Chase had told me he bucked the system trying to get home, but that had made his officers even more intent to break him. When he finally did comply, it was for my protection. It was unsettling to hear Tucker speak of it now.

“You know I enlisted early? Before my senior year,” he continued. “The first day I could. I was waiting for that day. I’d been waiting since I was nine years old.”

“What happened when you were nine?” I found myself asking.

“The War,” he said bitterly. He rolled his ankle in a slow circle, winced. “My dad managed a grocery store. It was a small place, not one of the chains, one of the first to go under when the economy tanked. We lost everything.” He looked up. “My dad’s car. Then our stuff. The house. My mom lost her job, too. We had to get rations vouchers and stand in lines for food we used to sell.”

My calves were falling asleep, and reluctantly I kneeled, feeling a strange connection to his story.

“It takes a toll,” he said, and his jaw twitched. “That’s what my mom used to say. It takes a toll, Tuck. That’s why he drinks so much. That’s why he beats the crap out of us. Because it takes a toll.”

I didn’t want to hear this. I didn’t want to feel sorry for him, of all people.

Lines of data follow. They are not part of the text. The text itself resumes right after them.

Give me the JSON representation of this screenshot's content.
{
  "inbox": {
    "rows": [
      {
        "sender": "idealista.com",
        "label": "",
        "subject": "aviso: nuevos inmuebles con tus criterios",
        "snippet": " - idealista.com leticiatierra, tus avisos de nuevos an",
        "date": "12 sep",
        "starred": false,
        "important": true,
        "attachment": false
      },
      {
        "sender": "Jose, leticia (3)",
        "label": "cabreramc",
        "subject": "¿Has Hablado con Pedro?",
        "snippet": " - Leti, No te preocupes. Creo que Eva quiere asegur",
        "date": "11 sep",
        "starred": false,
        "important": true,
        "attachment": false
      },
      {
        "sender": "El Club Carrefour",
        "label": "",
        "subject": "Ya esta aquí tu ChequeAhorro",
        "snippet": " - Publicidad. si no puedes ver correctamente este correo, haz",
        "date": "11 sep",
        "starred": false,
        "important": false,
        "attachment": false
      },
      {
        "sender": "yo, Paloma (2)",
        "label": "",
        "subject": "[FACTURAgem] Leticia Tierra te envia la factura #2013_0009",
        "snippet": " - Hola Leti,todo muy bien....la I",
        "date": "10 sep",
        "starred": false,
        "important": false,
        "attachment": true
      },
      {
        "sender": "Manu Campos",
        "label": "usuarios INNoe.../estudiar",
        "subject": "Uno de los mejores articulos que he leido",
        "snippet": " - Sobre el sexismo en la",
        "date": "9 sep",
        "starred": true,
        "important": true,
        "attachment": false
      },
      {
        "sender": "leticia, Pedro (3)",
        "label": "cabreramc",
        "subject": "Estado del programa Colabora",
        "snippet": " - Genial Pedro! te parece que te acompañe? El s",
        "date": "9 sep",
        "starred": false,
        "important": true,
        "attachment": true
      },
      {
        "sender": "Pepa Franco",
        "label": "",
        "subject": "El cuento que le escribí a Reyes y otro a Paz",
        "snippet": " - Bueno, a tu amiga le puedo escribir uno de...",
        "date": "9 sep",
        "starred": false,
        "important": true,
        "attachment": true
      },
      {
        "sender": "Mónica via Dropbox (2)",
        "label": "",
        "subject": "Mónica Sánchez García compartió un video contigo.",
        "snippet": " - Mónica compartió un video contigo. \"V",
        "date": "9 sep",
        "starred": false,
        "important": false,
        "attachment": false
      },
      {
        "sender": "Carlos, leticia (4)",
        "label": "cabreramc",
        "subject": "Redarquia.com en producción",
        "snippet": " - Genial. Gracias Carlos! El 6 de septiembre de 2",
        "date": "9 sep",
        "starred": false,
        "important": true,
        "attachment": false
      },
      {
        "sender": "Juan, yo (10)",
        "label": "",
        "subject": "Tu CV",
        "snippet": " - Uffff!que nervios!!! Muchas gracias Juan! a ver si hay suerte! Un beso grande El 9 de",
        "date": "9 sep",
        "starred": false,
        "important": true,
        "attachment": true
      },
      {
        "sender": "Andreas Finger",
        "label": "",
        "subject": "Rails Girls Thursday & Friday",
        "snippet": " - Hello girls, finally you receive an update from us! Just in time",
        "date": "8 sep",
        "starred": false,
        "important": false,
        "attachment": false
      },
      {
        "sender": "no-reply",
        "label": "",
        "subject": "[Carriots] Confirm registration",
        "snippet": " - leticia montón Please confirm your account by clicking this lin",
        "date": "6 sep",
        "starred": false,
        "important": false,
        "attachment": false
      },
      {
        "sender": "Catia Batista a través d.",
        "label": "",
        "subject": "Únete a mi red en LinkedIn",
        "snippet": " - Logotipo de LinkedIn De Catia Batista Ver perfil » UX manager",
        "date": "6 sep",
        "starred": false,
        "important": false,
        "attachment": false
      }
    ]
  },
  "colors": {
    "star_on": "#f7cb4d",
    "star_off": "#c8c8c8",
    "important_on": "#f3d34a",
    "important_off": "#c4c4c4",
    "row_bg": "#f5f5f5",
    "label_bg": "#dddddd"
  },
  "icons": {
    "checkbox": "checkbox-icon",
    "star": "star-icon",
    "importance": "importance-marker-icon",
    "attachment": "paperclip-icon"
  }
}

“And then the soldiers came to town.” He was wistful now. “And Dad got a job with Horizons, and things got all right after that. His boss knew a recruiter, and he’d come over to the house and talk to me about joining up. It made sense, you know? This officer, he had everything we used to have. Cars and a house and nobody screaming at each other. I made up my mind right then that that’s what I was going to do.”

“And when you saw what they did? What you did?”

His eyes blazed into mine with a sudden sharpness, and he stood, as if suddenly remembering who we both were.

I stood, too, and asked one more time. “Why are you here?”